I felt cold, and alone. In this new house's lack of warm, maybe I hope the memories would stay within the wooden cofines of the house in which they happened, the first kisses, the sleep overs, confessions, love, video games and friendship. But they didn't. I can't remeber when I started crying, but it happened, strength and will melted into sorrow and weakness. Alone in my new world, with the prospects of leaving forever (finally) exciting adulthood and return to my home town, the city I love. The new life i've wanted ever since I arrived here just weeks away, and this place got to me again. Againts the cold walls of my new bed room my sides shook with tears and sobs, feeling alone as I ever had in this place. Wiping the water from my cheeks, thinking about how pathetic is was to be here, to lose out now when i'm so close. To actually maybe even fear my new life? That maybe it's not the awnser, maybe things won't get better, maybe it's just me.

I wonder if selfesteme is something i'll ever truely master, last week was a great boost in moral, mood, life and self worth. But then the reality of all i've lost, and thoughts of when that too will be lost came crashing in. Pathetic.
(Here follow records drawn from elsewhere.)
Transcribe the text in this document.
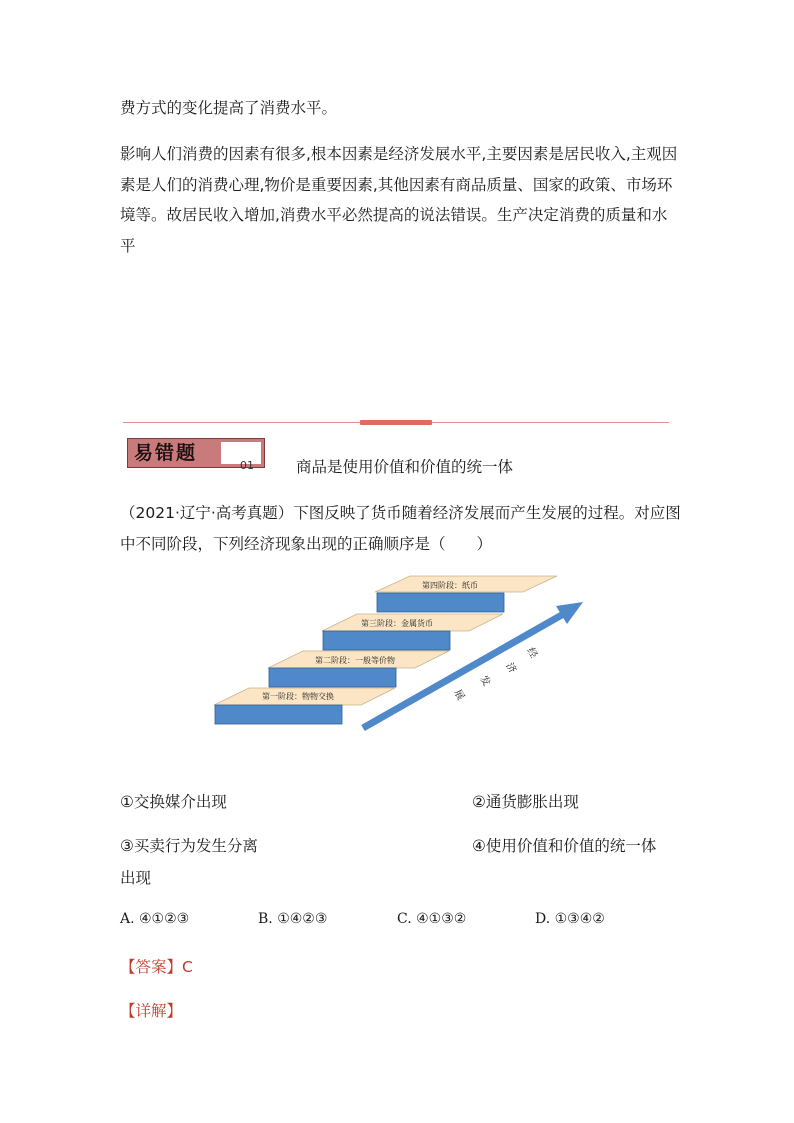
费方式的变化提高了消费水平。

影响人们消费的因素有很多,根本因素是经济发展水平,主要因素是居民收入,主观因素是人们的消费心理,物价是重要因素,其他因素有商品质量、国家的政策、市场环境等。故居民收入增加,消费水平必然提高的说法错误。生产决定消费的质量和水平

易错题
01	商品是使用价值和价值的统一体

（2021·辽宁·高考真题）下图反映了货币随着经济发展而产生发展的过程。对应图中不同阶段，下列经济现象出现的正确顺序是（　　）

第四阶段：纸币
第三阶段：金属货币
第二阶段：一般等价物
第一阶段：物物交换
经
济
发
展
①交换媒介出现	②通货膨胀出现
③买卖行为发生分离	④使用价值和价值的统一体
出现
A. ④①②③	B. ①④②③	C. ④①③②	D. ①③④②
【答案】C
【详解】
Worst still are thoughts of intimacy, gosh, how long has it been? Sure there are needs, wants, desires, lust even. But the thought of those needs ever being met again seems slim, perhaps the hormones or lust itself drove these crazy thoughts. I honestly sat and wondered, willed myself to remeber, how was it done, what happened? Sure the basic biology is a given, the feelings or sensations are vividly recalls, but I can't picture it. Or really even ever picture how it would be done again. Can you forget how to do it? Can you ever re-learn, or are you doomed to celibacy. A scary thought. Thinking back to it all I couldn't remeber anything positive, just his hands on me, violation and the memories of what happend with that chapter. I tried to stop it all, not to think to remeber to envision, but it all came back. And I couldn't get his hands off me, his touch lingered, his lies everything felt as if it were infecting me, making me ill, tainted. I felt gross, worst of all I felt weak. The mere memories or vague flashes, and all i could envision was myself with him and feel disgust and sorrow.

I cryed harder, and wondered where all my years of strength had gone. Where she was, or anyone, all the people I had once confided the world in. The people who kept me going, and the bonds we were so sure would last forever. I sobed until it was morning, lay down my head and thought of all the great friendships and people and what had become of us all.